Campbell Newman, when Lord Mayor of Brisbane, was quoted as saying that the PPPs model worked for the delivery of Clem 7 because ratepayers were protected from the financial collapse of the company that built and operated the tunnel. (Although he did apologise to small investors who lost their money.)
This argument for choosing PPPs is erroneous for several reasons. Firstly, the private parties bearing demand risk do so in exchange for a risk premium. To the extent that they cannot influence demand, the government may be the best party to hold the risk. Secondly, the upshot of the financial difficulties with the Clem 7 is that it will be very difficult to find investors that are willing to finance similar ventures in the future. Thirdly, it is likely that these events have resulted in changes in attitudes by private parties who might refrain from bidding in future tenders for any PPPs or submit less aggressive (i.e., higher) bids. This is all bad news for users who will have to pay more to use infrastructure.
The argument about risk shift is also not factually correct. International experience suggests that PPP contracts are often renegotiated when the builder/operator gets into financial trouble due to lower than anticipated demand. The renegotiation typically involves additional government transfers or sometimes nationalisation of assets. This again suggests that ultimately governments ended up bearing at least some of the demand risk.
Improving the design of PPP tenders
There are ways in which PPP tenders can be modified to allocate risk appropriately—making them more attractive to both private parties and the government. A central contribution of Engle and co-authors to the PPP academic literature over the past decade is to suggest a tender process that allocates risks appropriately and ensures that the benefits of PPPs over public tender are realised. Although the focus of their research is mostly on roads, its applicability is clearly wider.
Their main idea is to run a least-present value of revenue tender. As part of the tender, the government announces a discount rate that is used to calculate the present value of revenue and a toll price. The discount rate is typically higher than the risk-free rate (or government bond rate) to account for risk. The winner of the tender is the firm that has submitted the lowest present value of revenue.
The innovation of this process is that the duration of the concession is variable. The contract only expires when the winner of the tender recovers the amount of revenue bid. If, for example, the government decides to reduce the toll, or if demand is lower than anticipated, the contract is extended accordingly. This way, the risk of demand (or other changes outside the control of the concessionary) is born by the government while competition for the contract ensures that society gets value for money from the PPP. In this type of tender, the firm with the lowest construction and operation costs is expected to win rather than, for example, the firm that is more optimistic about future demand but that may have higher costs. Under many circumstances this type of tender will work well: it has been tried successfully in Chile.

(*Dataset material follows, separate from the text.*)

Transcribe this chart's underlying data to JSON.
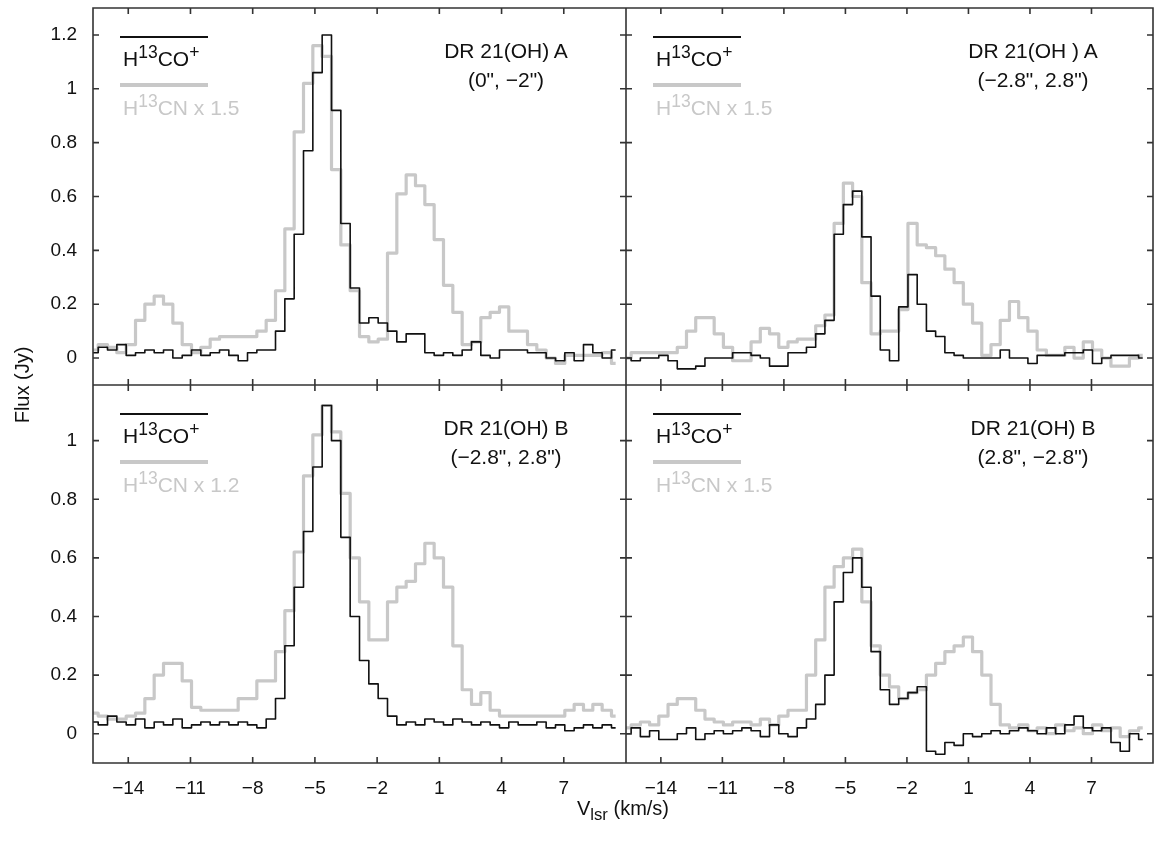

In the past decade, we have learned a lot about what works and what does not in PPPs. To avoid previous mistakes with PPPs, governments need to ensure that there is a robust process for evaluating PPPs.
Closer attention by policy makers to the better design of PPP tenders and contracts, as suggested by both economic theory and international practice, should also become an integral part of the Queensland Government’s renewed interested in PPPs.